Major decoding strategies

  • Greedy decoding Always choose argmax token. Fast and deterministic, but can get trapped in repetitive local choices.

  • Beam search Track multiple candidate sequences (beams), keeping top global paths by accumulated score. Better for tasks like translation where global coherence matters, but often less diverse and sometimes overly generic.

  • Top-k sampling Sample from only the best k options. Prevents absurd low-probability picks while preserving variety.

  • Top-p sampling Dynamic candidate size based on probability mass. Adapts better than fixed top-k when confidence changes by step.

  • Temperature sampling Scales randomness across all above methods.

Practical mental model

Think of logits as a city map with many roads:

  • Greedy always takes the widest road.
  • Beam explores a few major roads in parallel.
  • Top-k opens only the biggest intersections.
  • Top-p opens enough roads to cover most traffic.
  • Temperature changes how adventurous your driver is.

Example behavior snapshot

Prompt: “Write one tagline for a new eco-friendly running shoe.”

  • Greedy, T=0: “Run lighter, live greener.”
  • Top-p 0.9, T=0.7: similar but with moderate variation.
  • Top-p 0.95, T=1.1: more novel, sometimes too poetic or off-brief.

No single setting is universally best. The best setting depends on the task objective.

Key Terminology

  • Logits: Raw model scores before conversion to probabilities.
  • Temperature: Parameter that sharpens or flattens token probabilities.
  • Top-k sampling: Sampling only from the k most likely next tokens.
  • Top-p (nucleus) sampling: Sampling from the smallest set of tokens covering probability mass p.
  • Beam search: Multi-path deterministic decoding that optimizes sequence-level score.

Real-World Applications

  • Structured extraction and classification: Often use low temperature or greedy decoding for repeatability.
  • Marketing copy tools: Use moderate sampling to produce multiple candidate drafts.
  • Code generation assistants: Use stricter decoding for syntax reliability, then optional high-diversity regeneration on demand.
  • Conversational assistants: Balance temperature and top-p to avoid both robotic repetition and chaotic drift.

Common Misconceptions

  1. “Temperature alone controls randomness.” It is important, but top-k/top-p and penalties also strongly shape output behavior.

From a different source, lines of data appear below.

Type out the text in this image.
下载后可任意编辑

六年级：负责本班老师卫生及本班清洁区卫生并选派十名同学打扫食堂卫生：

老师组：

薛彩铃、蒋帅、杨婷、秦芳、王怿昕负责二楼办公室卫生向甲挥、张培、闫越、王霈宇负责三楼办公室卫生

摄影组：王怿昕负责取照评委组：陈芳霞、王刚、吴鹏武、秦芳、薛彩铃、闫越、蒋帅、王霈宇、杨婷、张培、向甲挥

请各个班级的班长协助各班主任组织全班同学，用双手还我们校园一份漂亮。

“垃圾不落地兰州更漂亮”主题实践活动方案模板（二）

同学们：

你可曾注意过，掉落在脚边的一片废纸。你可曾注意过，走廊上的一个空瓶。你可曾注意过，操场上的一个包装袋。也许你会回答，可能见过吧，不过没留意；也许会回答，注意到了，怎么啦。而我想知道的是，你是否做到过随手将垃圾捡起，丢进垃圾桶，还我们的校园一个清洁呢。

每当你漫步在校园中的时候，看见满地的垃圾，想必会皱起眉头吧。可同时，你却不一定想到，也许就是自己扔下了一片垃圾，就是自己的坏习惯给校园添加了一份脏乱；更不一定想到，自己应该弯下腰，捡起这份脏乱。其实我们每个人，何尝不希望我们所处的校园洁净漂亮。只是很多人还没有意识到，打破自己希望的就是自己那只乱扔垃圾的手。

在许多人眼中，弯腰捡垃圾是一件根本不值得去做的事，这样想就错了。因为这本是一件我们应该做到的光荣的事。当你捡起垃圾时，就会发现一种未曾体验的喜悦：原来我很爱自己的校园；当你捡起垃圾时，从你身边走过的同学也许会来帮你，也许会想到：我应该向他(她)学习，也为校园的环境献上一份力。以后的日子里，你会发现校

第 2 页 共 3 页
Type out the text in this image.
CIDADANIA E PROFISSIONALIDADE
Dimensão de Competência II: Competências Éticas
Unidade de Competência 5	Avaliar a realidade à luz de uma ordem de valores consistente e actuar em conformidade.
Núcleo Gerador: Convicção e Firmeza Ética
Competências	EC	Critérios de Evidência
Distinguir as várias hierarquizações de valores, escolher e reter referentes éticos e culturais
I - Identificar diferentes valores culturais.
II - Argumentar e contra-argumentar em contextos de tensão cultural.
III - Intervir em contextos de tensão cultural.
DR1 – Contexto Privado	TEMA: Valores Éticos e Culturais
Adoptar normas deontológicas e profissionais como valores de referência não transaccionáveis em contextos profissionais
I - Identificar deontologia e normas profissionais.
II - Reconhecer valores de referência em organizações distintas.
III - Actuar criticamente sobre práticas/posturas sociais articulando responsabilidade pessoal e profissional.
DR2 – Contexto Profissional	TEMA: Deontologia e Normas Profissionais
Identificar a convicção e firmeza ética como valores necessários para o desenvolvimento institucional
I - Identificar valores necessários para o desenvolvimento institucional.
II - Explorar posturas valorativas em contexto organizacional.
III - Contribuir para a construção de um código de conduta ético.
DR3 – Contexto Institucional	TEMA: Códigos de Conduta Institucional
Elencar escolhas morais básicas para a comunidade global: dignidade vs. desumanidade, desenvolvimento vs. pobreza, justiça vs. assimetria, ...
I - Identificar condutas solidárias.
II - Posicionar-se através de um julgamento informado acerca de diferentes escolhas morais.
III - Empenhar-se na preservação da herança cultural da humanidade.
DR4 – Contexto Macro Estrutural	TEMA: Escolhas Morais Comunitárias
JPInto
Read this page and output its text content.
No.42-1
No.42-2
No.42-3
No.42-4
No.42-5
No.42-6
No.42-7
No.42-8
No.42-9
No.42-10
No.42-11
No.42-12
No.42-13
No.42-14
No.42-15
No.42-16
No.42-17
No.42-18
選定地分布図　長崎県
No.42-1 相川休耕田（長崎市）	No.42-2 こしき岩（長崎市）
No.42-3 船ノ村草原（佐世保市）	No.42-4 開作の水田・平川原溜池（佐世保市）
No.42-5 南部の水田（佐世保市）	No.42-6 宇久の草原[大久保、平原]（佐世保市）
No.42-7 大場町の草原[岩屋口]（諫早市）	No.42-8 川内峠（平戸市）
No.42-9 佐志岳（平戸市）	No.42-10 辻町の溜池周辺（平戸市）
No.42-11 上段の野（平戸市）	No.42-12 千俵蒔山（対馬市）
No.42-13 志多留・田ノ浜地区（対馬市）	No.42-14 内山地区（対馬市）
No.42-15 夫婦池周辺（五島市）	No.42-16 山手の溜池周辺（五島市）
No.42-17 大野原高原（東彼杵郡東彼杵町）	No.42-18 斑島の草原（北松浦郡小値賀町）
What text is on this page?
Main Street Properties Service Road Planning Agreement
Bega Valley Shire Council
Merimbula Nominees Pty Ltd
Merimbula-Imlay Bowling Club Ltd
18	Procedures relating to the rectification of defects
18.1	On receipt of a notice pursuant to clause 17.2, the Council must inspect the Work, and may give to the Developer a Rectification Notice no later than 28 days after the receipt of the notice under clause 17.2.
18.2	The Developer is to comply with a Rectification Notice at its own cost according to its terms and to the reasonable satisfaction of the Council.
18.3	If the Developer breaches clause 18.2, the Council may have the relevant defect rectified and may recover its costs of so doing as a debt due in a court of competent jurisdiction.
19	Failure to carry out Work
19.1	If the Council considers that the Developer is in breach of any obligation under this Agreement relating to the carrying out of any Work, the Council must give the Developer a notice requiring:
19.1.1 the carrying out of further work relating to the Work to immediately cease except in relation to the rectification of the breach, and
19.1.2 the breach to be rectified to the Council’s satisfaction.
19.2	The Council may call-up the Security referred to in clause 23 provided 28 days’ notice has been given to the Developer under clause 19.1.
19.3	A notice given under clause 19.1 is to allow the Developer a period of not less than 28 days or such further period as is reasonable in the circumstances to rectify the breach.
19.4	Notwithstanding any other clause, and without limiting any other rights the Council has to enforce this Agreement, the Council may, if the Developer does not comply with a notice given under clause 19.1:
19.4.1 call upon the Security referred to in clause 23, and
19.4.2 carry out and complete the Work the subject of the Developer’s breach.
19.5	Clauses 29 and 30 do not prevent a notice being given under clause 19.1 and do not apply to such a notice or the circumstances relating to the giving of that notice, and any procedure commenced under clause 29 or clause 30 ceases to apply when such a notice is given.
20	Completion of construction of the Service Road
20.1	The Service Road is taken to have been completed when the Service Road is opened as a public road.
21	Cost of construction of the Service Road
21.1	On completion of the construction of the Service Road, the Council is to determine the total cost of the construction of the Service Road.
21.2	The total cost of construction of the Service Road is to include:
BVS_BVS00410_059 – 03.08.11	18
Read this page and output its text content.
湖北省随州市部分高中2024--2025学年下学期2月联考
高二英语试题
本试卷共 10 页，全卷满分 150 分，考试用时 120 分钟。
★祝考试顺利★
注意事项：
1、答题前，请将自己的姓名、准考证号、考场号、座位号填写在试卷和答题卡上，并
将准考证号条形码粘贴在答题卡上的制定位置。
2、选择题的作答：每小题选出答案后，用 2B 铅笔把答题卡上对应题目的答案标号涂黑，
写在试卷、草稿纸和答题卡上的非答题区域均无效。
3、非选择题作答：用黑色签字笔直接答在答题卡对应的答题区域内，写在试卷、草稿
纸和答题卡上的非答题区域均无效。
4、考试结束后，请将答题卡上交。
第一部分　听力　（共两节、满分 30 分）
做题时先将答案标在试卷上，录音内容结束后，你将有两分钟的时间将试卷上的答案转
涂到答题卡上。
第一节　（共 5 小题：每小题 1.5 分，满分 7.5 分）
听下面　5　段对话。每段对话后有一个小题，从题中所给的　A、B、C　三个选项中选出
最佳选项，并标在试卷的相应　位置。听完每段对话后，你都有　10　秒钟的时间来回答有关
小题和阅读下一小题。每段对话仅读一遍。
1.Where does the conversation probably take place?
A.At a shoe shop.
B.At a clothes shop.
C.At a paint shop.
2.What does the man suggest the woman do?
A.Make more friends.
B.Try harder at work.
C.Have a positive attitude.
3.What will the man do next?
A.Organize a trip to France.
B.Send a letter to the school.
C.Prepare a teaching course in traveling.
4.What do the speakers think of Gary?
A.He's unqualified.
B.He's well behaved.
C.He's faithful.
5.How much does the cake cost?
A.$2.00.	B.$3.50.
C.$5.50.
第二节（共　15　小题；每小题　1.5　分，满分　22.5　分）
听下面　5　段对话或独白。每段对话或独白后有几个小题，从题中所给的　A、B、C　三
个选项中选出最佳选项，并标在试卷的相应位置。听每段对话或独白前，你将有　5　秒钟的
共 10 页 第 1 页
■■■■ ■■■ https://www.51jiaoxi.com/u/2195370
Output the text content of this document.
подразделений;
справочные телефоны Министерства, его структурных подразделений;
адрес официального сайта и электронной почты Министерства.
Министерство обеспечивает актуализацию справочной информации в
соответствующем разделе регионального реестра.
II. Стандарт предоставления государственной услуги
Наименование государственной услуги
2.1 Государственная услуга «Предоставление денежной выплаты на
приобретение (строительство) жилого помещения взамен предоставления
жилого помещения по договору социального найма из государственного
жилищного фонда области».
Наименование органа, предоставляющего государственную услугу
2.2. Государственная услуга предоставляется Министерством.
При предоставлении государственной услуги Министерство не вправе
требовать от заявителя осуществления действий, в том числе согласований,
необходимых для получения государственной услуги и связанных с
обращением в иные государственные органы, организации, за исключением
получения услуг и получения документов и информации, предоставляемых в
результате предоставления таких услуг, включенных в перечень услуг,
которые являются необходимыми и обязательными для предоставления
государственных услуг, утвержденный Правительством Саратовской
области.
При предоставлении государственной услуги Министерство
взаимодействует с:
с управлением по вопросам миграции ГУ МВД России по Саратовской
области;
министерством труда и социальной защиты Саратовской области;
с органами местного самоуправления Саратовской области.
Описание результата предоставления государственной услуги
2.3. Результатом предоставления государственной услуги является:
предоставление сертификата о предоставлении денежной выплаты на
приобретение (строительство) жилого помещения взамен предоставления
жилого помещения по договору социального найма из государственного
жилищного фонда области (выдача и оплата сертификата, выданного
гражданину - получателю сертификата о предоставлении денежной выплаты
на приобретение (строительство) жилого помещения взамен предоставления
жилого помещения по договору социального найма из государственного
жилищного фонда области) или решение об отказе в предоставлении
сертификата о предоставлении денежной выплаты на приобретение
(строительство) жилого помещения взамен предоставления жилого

  2. “Lower temperature always means higher quality.” Lower temperature improves consistency, not necessarily relevance or creativity for all tasks.

  3. “If two runs differ, the model is broken.” Variation is expected under sampling. Deterministic settings are needed when reproducibility matters.

Further Reading

  • Holtzman et al. (2020), The Curious Case of Neural Text Degeneration (top-p motivation).
  • OpenAI API documentation on text generation parameters (temperature, top-p, and related controls).
  • Hugging Face documentation on generation strategies (greedy, beam, sampling).